Court: Second mortgages can be “stripped” during Chapter 7 bankruptcy
Although home prices have been steadily gaining ground throughout the country in recent months, many Florida homeowners continue to live in homes that are still valued significantly lower than during the market peak in 2008. Sadly, this means that a substantial portion of these homeowners owe more on their mortgages than their homes are worth, thus making them severely “underwater.”
Fortunately, some additional relief may be available for many of these Florida homeowners if they happen to have a second mortgage and are considering bankruptcy as a way to deal with their overwhelming debt. Specifically, a court decision out of the Eleventh Circuit Court of Appeals – the Circuit Court for Florida bankruptcy courts – has determined that underwater homeowners can eliminate and “strip-off” second mortgages through the Chapter 7 bankruptcy process.
Eliminating second mortgages during Florida bankruptcies
Essentially, the ability to eliminate second mortgages through bankruptcy is rooted in the fact that underwater homes are worth less than their outstanding mortgages.

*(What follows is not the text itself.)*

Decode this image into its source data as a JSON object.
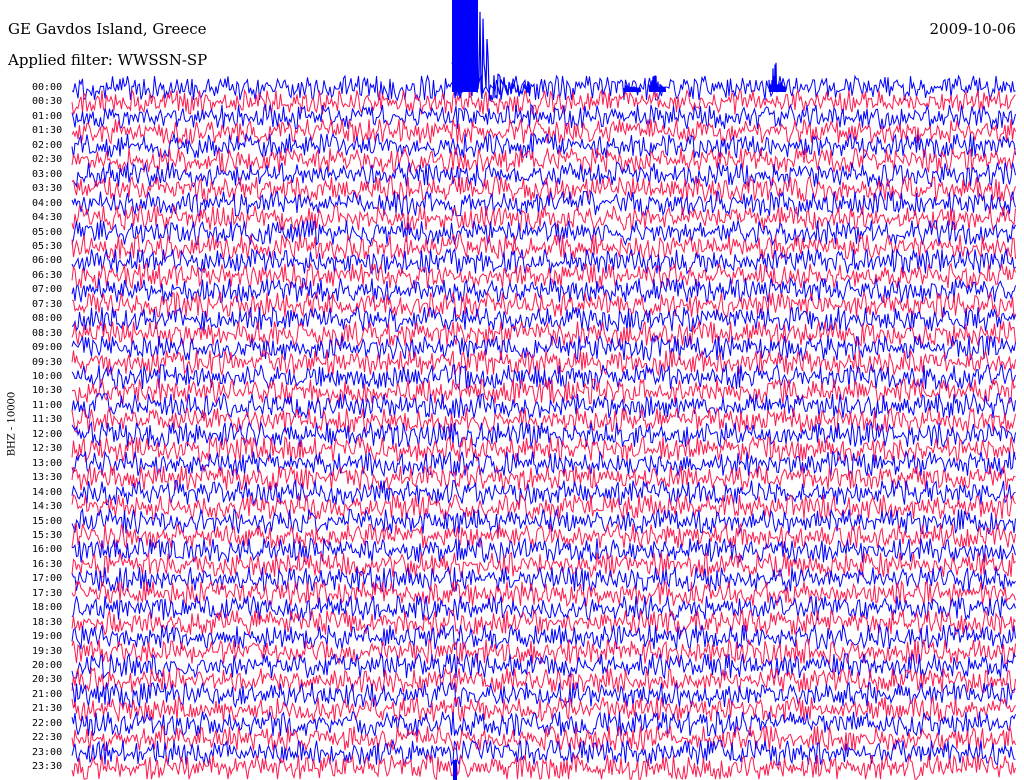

For instance, imagine a Florida homeowner bought a house at the height of the market for $750,000, but it is now only valued at $400,000. If this particular home has an outstanding first mortgage of $500,000, and a second mortgage of $200,000, the lender holding the second mortgage will no longer be regarded as a secured creditor since the home is no longer valued high enough to create a security interest. Because the second mortgage is now unsecured, it can be stripped off during bankruptcy, thus eliminating the homeowner’s liability to pay this second mortgage.
In the past, many jurisdictions only permitted individuals to strip second mortgages during Chapter 13 bankruptcies, which is the form of consumer bankruptcy in which the debtor is subject to a repayment plan of three to five years.

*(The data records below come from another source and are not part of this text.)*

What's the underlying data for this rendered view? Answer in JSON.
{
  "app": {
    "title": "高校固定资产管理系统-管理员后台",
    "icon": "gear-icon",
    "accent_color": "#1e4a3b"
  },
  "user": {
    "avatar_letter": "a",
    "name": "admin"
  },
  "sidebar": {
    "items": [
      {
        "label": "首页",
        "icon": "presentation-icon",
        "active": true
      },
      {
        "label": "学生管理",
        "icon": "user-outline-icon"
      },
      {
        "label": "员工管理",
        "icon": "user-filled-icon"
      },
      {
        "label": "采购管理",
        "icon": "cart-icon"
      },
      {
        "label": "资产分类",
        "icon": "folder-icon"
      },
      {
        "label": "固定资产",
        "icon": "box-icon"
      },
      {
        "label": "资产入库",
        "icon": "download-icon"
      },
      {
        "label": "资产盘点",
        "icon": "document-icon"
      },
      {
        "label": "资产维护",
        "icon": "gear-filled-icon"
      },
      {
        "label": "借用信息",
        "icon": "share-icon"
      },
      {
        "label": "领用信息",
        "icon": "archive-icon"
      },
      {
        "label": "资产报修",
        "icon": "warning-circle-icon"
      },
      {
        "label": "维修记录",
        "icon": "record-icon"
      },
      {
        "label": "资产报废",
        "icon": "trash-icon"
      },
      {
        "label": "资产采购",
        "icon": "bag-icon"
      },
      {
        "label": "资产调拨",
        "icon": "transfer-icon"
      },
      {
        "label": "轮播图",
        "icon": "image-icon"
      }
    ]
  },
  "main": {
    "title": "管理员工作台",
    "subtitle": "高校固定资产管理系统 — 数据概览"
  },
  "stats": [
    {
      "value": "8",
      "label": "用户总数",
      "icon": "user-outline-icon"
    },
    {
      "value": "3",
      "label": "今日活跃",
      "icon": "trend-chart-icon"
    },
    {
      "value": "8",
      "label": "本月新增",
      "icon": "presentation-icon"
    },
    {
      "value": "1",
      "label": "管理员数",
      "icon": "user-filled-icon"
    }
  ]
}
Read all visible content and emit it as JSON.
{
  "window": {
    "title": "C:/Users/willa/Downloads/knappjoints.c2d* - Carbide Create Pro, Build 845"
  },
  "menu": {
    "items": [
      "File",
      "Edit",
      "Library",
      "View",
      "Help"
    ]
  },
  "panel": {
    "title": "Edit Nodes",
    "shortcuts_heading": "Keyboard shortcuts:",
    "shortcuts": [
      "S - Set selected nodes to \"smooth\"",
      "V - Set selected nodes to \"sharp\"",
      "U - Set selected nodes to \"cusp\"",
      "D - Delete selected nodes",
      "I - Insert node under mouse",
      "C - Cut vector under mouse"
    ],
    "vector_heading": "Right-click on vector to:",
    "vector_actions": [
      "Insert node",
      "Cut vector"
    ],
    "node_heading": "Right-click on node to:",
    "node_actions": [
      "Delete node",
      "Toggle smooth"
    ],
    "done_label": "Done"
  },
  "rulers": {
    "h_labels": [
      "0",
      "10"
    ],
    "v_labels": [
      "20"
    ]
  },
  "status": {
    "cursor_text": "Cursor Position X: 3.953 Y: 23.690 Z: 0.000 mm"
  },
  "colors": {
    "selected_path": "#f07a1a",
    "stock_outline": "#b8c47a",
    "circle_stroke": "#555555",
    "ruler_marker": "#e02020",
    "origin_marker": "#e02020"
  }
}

However, an important Eleventh Circuit case – In re McNeal – dictates that individuals also can strip second mortgages through Chapter 7 bankruptcies. This distinction is important given the fact that Chapter 7 debtors are not required to stick to a multi-year repayment plan like those enforced during a Chapter 13 bankruptcy. And, while this case was previously only considered persuasive law, it was recently designated as “published,” meaning it is now carries the weight of law in the Eleventh Circuit, which includes bankruptcy courts in Florida.
Interestingly, several other jurisdictions have rejected the idea of stripping second mortgages during Chapter 7 bankruptcies – meaning underwater Florida homeowners have a significant advantage that many homeowners in other states do not enjoy. However, the process of mortgage stripping can be quite complex, which is why it is generally best to consult with an experienced bankruptcy attorney if you are upside-down on your home and believe bankruptcy may be able to help.